Une discipline extrêmement minutieuse
Puis, à 14 ans, changement de cap, Lara fonce droit vers le nord. Elle jette l’ancre à Antibes (Alpes-Maritimes), où elle intègre le Pôle France espoirs et choisit de naviguer sous les couleurs de l’équipe de France, dont elle possède également la double nationalité par son père. « J’ai ensuite intégré le Pôle France de Marseille. Au début, ça n’a pas été simple : le dépaysement, la découverte d’une autre culture et d’un mode de vie différent, le fait que mes parents soient à 10 000 kilomètres de moi… Mais je m’y suis faite maintenant, je suis habituée. Surtout, j’aime tellement ce que je fais, et mes parents me soutiennent à fond… Et ça, ça aide ». Pas trop le temps de cogiter de toute façon, Lara doit faire avec des journées bien remplies pour se plonger à fond dans une discipline extrêmement minutieuse, et qui demande un entraînement rigoureux. « Une journée type débute par une séance de musculation le matin, et se poursuit par la navigation l’après-midi. Il y a beaucoup de critères qui entrent en compte en voile. Il n’y a pas qu’à travailler le physique et se dire qu’on va gagner. Bien sûr, il faut se renforcer physiquement, mais il faut aussi faire les réglages du bateau, parfaire la communication avec son coéquipier, analyser le plan d’eau… » La catégorie dans laquelle elle concourt, le 470, un dériveur de 4,70 m, ultra sophistiqué et dirigé par deux équipiers, demande notamment beaucoup de préparation en amont et de configurations technologiques, « car il y a de nombreuses possibilités de personnalisation du bateau, poursuit-elle.
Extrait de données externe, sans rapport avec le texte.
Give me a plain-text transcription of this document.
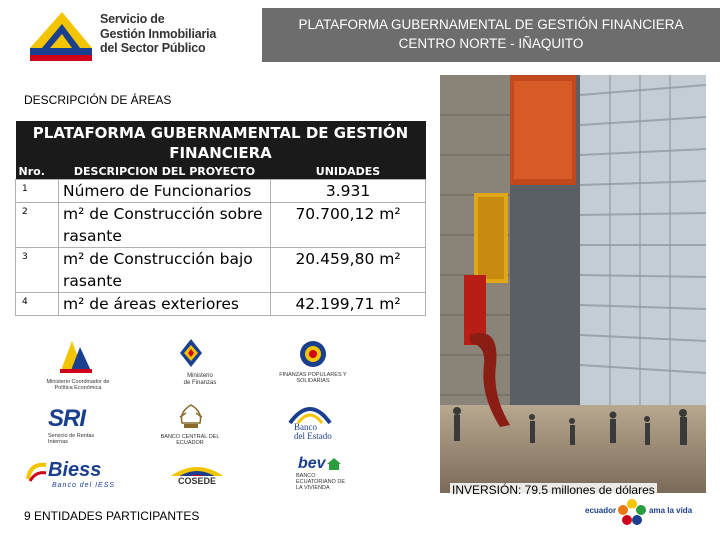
Servicio de
Gestión Inmobiliaria
del Sector Público
PLATAFORMA GUBERNAMENTAL DE GESTIÓN FINANCIERA
CENTRO NORTE - IÑAQUITO
DESCRIPCIÓN DE ÁREAS
PLATAFORMA GUBERNAMENTAL DE GESTIÓN FINANCIERA		
Nro.	DESCRIPCION DEL PROYECTO	UNIDADES
1	Número de Funcionarios	3.931
2	m² de Construcción sobre rasante	70.700,12 m²
3	m² de Construcción bajo rasante	20.459,80 m²
4	m² de áreas exteriores	42.199,71 m²
Ministerio Coordinador de Política Económica
Ministerio
de Finanzas
FINANZAS POPULARES Y SOLIDARIAS
SRI
Servicio de Rentas Internas
BANCO CENTRAL DEL ECUADOR
Banco
del Estado
Biess
Banco del IESS	COSEDE
bev
BANCO ECUATORIANO DE LA VIVIENDA	INVERSIÓN: 79.5 millones de dólares
9 ENTIDADES PARTICIPANTES	ecuador	ama la vida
Surtout que, avec ma coéquipière depuis sept années, Marina Lefort, nous faisons tout nous-mêmes. J’ai même entendu des filles de séries différentes nous dire : Mais arrêtez de passer tout ce temps à configurer votre bateau, et allez naviguer un peu ! »
Que le vent tourne pour les femmes
Exit donc les sorties entre amis ou les activités extérieures, la franco-kenyane sait ce qu’elle veut. Si elle se consacre cette année exclusivement à la voile, « et ce sera le cas jusqu’aux Jeux olympiques de 2020 à Tokyo », c’est parce qu’elle avait auparavant validé une formation d’hôtesse de l’air, au cas où le vent serait contraire à son voilier. Mais ne vous en faites pas pour Lara, tout va bien pour elle, merci. « En 470, je suis vice-championne du monde et d’Europe en jeunes, et j’ai également été championne de France en 420, le format de bateau en dessous ». Elle profite notamment d’une formation française au point, « bien plus au point que dans d’autres pays, j’ai pu le voir au Kenya », ainsi que de l’expérience et du savoir-faire des coachs qui la suivent dans son club de la Société des Régates d’Antibes, où elle est licenciée. Si le succès est au rendez-vous pour la jeune tricolore, il n’est toujours pas simple pour elle de vivre uniquement de sa passion. Elle bénéficie tout de même de bourses d’aides de la Fédération française, bien consciente de la nécessité d’accompagner au maximum ses jeunes prodiges. « Sauf exceptions, c’est très compliqué de vivre de la voile aujourd’hui, surtout pour les femmes, regrette Lara. Toutes les grandes courses les plus populaires, la Volvo Ocean Race, le Tour de France à la voile ou le Vendée Globe, sont encore assez fermées pour nous. Il n’y a que la Voile olympique qui permet aux femmes de s’affirmer, c’est pour ça que la Fédération tente d’apporter une nouvelle dynamique à notre discipline ». Une discipline qui, pour définitivement lâcher les voiles, pourra peut-être s’appuyer sur une nouvelle tête d’affiche dans les années à venir.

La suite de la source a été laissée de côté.